On 18 March, UK-based construction firm Carillion announced that its Dubai-based joint venture company, Al-Futtaim Carillion, had secured a $102m contract from Dubai World Trade Centre (DWTC) to build the first phase of the Dubai Trade Centre District (DTCD).

The announcement had a strong British theme, with UK Consul General to Dubai Edward Hobart saying: “This is yet another example of British expertise playing its role in the impressive growth and development of Dubai’s infrastructure.”

Increasing support

That role is expected to become even more influential as London actively provides funding support for projects that UK firms are working on. So far, Carillion has been the main beneficiary of this backing. In February, Al-Futtaim Carillion won a $181.1m deal from Abu Dhabi’s Aabar Properties to build a five-star Hard Rock Hotel in Abu Dhabi with UK funding support. In 2013, it secured work on The Avenues for Dubai-based developer Meraas, again with financial assistance from London.

The guarantee that supports Carillion’s recent deals comes with certain standard terms and conditions that all UK Export Finance deals must adhere to. The contract must feature 20 per cent minimum of UK content, consisting of goods or services sourced from the country. The guarantee will also cover a maximum of 85 per cent of the value of the loan being extended to the Dubai-based buyer.

UK Export Finance provides guarantees as a way of helping British companies win contracts overseas. “We act as a conduit to entice them to buy from the UK,” said Ali Sherwani, head of business development at the government agency, speaking at a UK Trade and Investment (UKTI) event in Dubai in mid-March.

Competitive advantage

Typically, UK Export Finance works with international banks, which provide export financing to buyers, while it supplies the loan guarantee. UK firms that are able to offer government-backed financing to overseas buyers to procure their goods could find themselves enjoying a competitive advantage. This is due to the guarantee allowing the buyer access to relatively long-term financing that covers the riskier construction period of the project.
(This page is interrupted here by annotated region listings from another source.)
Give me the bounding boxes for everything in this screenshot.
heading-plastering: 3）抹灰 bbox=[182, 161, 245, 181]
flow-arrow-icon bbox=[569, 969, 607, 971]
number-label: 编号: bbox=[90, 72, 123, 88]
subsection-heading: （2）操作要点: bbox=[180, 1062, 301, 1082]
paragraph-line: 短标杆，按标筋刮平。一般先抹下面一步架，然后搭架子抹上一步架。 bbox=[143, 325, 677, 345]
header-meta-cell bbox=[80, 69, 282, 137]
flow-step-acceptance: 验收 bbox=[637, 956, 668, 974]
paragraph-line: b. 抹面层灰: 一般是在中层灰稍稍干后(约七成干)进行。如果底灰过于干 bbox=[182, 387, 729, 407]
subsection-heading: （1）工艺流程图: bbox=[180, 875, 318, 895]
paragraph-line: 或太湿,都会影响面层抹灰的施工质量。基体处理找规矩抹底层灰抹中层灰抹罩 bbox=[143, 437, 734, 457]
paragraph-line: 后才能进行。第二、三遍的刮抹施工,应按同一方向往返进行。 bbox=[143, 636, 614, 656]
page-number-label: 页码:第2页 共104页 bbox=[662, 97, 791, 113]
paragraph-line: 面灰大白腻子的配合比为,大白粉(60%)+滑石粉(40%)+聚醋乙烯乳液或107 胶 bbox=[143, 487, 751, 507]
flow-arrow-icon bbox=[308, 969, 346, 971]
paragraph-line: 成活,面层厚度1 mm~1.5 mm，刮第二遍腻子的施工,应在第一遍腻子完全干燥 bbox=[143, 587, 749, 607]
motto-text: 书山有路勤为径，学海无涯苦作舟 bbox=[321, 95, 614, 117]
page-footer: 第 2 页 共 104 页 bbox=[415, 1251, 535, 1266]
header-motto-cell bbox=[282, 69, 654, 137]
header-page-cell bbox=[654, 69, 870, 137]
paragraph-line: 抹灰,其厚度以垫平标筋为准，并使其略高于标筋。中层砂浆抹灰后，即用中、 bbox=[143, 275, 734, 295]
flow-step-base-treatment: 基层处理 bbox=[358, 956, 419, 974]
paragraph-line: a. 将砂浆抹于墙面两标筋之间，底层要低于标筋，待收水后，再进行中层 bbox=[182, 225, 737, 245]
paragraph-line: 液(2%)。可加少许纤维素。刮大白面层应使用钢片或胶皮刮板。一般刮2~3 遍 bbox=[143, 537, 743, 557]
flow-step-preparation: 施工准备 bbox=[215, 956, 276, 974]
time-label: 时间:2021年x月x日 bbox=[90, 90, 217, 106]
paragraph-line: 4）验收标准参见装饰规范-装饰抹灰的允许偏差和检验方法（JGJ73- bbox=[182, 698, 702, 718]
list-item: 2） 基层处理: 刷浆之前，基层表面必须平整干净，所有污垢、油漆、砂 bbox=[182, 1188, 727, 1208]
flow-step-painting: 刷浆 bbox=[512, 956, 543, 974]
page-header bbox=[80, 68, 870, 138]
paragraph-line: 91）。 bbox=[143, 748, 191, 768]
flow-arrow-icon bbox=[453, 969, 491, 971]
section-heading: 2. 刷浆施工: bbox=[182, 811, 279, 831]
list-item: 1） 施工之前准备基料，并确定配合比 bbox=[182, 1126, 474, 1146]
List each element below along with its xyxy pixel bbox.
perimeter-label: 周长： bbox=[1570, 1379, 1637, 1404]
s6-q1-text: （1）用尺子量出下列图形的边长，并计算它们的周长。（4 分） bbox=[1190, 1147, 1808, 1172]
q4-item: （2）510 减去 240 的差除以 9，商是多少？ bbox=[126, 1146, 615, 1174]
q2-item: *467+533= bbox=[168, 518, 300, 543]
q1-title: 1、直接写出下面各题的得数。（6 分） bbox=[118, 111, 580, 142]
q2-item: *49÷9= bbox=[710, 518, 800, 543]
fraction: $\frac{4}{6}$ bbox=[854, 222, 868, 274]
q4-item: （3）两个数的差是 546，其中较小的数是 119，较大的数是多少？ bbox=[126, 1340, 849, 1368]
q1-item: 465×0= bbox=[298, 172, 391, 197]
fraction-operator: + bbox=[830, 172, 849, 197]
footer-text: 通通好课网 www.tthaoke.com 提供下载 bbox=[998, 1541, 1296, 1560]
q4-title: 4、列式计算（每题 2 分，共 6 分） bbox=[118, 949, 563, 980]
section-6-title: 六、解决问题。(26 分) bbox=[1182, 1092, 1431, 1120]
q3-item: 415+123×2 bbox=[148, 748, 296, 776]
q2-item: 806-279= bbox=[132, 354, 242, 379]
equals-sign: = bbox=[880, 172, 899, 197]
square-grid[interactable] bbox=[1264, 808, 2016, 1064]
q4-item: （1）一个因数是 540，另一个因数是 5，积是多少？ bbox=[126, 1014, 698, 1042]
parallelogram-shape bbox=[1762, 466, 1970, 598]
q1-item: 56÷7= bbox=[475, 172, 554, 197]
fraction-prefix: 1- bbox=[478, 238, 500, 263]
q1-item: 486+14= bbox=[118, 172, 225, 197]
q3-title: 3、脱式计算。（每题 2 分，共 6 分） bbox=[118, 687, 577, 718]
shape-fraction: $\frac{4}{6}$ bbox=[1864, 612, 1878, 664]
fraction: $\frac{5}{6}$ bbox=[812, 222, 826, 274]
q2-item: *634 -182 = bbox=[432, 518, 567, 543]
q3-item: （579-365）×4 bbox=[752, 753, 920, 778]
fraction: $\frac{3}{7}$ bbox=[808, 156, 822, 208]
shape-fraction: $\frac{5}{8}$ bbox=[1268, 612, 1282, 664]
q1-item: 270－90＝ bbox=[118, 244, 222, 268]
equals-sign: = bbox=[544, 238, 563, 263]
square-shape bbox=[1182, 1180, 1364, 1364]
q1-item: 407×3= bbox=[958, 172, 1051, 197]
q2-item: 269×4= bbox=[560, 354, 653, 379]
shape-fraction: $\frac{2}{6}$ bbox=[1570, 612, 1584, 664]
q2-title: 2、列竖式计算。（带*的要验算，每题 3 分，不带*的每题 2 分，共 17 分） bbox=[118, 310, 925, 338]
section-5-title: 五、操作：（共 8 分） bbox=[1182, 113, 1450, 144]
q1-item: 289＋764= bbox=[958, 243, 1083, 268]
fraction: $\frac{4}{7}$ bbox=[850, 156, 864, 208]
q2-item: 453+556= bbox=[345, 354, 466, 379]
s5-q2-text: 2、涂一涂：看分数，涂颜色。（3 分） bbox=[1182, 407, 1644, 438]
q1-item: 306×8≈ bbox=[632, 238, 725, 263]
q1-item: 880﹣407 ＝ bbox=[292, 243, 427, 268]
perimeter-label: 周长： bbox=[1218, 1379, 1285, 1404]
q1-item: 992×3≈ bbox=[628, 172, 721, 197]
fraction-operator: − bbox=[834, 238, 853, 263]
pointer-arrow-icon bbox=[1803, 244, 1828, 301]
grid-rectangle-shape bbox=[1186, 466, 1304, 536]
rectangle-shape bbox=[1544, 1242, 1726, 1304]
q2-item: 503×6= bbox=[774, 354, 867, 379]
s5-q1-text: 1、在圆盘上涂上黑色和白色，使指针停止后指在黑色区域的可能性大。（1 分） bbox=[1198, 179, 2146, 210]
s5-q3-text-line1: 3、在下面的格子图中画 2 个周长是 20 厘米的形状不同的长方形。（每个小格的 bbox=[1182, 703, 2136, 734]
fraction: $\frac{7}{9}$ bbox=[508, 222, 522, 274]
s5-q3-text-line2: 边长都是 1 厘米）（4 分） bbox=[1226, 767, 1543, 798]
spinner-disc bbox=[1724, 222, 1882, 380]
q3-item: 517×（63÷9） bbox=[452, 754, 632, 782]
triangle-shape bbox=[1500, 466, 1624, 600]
The foreign buyer can also reduce the cost of financing, as the lenders base their pricing on exposure to UK government risk, as opposed to the credit risk of the foreign buyer. 

UK Export Finance is aiming to expand its support of British exports, with the government’s 2014 budget doubling the agency’s direct lending scheme to $3bn. The facility was launched as a trial last year and will now be made permanent, according to the budget details released on 19 March.

Export refinancing

The budget also revealed plans to start an export refinancing facility at the end of April. This new scheme, as reported by MEED in early February, will allow banks to refinance the non-sterling-denominated export finance loan in the debt capital markets (DCM), while keeping the UK Export Finance guarantee. Tapping the DCM for a refinancing could further reduce the cost of the financing for the overseas buyer.

The Middle East, in particular Dubai with its plans to pour billions of dollars into infrastructure projects in the run-up to the Expo 2020, is a particularly appealing market for the UK. “[Dubai is] a hotbed for us to concentrate on,” said Shakir Khaja, a high-value opportunity specialist at UKTI, at the Dubai event. “The money that is being spent in a small area, you can’t compare this elsewhere around the globe.”

The trade promotion agency has identified airport and railway developments in the UAE as high-value opportunities for UK companies.

Despite the opportunities offered by Dubai’s rebounding construction industry, UK Export Finance will be ensuring it does not end up with too much exposure to what can be a volatile sector.

“Usually, sector exposure is not a big problem,” said Sherwani. “But there will be a question mark as it is pure construction risk. At the moment, it is not a big problem, but it is something we constantly keep on review.”

What is more urgent is to encourage UK firms to expand their businesses into the Middle East, he said. “We need UK companies to step up to the mark. The government is willing to promote these projects. We all need to work together.”

Better position

Armed with UK government support, firms should be in a better position to handle the increasingly tough competition in Dubai, particularly from Turkish, Chinese, local, and certain European contractors.

China’s contractors were well-supported by Chinese banks. Last year, Industrial and Commercial Bank of China provided project financing to support the construction of the Viceroy Dubai at Palm Jumeirah, a new hotel being developed by Dubai-based Skai Holdings and being built by China State Construction Engineering Corporation.

Turkey is also getting competitive. Towards the end of last year, Turkish firm Gunal won an estimated $185m deal to build a road bridge and canal as part of the first phase of the extension of Dubai Creek, now known as Dubai Water Canal. The deal was secured with seven years of financing, and bidders for the second phase have offered similar funding options.

Competition is going to get tighter, said Shaun Carter, group director, international and development at Carillion, also speaking at the UKTI event. “For us, the biggest risk is oversupply.”